From the Stoics I'm attaching most to the 'happy accidents'. That in painting, as in life, there are things that happen that are (more or less) out of our control, and that we ought to accept and work with them. Trying to fight them in the painting will lead to a muddle of color, to frustration and ultimately to a less successful life (in the eudaimonia/flourishing sense). He doesn't go quite as far as to say to be unattached to the world or your painting, but just to accept what might happen.

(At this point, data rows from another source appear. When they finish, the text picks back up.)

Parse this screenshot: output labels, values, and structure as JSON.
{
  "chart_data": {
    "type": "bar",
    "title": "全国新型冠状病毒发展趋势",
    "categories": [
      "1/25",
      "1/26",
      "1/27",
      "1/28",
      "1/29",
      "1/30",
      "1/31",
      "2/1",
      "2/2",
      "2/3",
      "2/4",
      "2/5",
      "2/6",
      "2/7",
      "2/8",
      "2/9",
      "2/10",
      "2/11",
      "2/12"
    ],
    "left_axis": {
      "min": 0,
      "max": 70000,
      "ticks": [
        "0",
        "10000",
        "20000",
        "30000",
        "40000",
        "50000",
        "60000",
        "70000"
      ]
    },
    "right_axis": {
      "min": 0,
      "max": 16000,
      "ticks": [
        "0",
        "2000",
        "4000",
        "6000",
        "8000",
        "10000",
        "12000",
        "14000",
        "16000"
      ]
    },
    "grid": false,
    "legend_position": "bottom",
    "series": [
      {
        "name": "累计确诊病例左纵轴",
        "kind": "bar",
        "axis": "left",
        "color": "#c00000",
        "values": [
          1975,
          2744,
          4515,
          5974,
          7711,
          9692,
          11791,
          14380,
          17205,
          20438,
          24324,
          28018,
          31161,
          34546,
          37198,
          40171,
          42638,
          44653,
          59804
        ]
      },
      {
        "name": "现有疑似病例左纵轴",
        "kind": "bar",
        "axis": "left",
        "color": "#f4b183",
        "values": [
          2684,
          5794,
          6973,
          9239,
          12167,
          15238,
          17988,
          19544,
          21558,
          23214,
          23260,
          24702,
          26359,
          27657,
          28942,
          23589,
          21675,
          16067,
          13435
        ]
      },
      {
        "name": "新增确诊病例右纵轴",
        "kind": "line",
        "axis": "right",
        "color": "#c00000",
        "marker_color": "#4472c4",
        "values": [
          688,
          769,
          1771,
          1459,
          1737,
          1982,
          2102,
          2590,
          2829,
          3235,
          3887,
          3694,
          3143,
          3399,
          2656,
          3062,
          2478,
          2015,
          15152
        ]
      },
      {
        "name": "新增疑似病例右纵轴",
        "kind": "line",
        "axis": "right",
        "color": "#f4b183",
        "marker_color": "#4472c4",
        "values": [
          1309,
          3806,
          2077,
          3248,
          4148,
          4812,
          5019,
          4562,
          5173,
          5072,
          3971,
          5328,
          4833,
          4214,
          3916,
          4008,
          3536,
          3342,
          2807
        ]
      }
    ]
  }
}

In the Asian realm, one thing that Bob talks about quite a bit is the power a painter does have in 'their world' from simple actions. The whole technique is intended to make paintings that look like they take a great deal of effort but in truth can be done in a half-hour. One specific reference to power that stands out is when he is making mountains and uses a single stroke of highlight color to move a mountain from the foreground to the background. In addition to thinking it's the coolest thing since the invention of oil paints, he often mentions that we have the power to "move mountains". I'm reminded of rhetoric in the Huainanzi that roughly says that incredibly simple actions can often have a huge effect, much more so than forced, major ones.
I know I'm glossing over a lot and summarizing quite a bit with these. For those familiar with these (or other) traditions, am I totally off base here? Do you have more to add? I don't think he was doing it on purpose, not that he was unintelligent just that he wasn't concerned with being philosophical.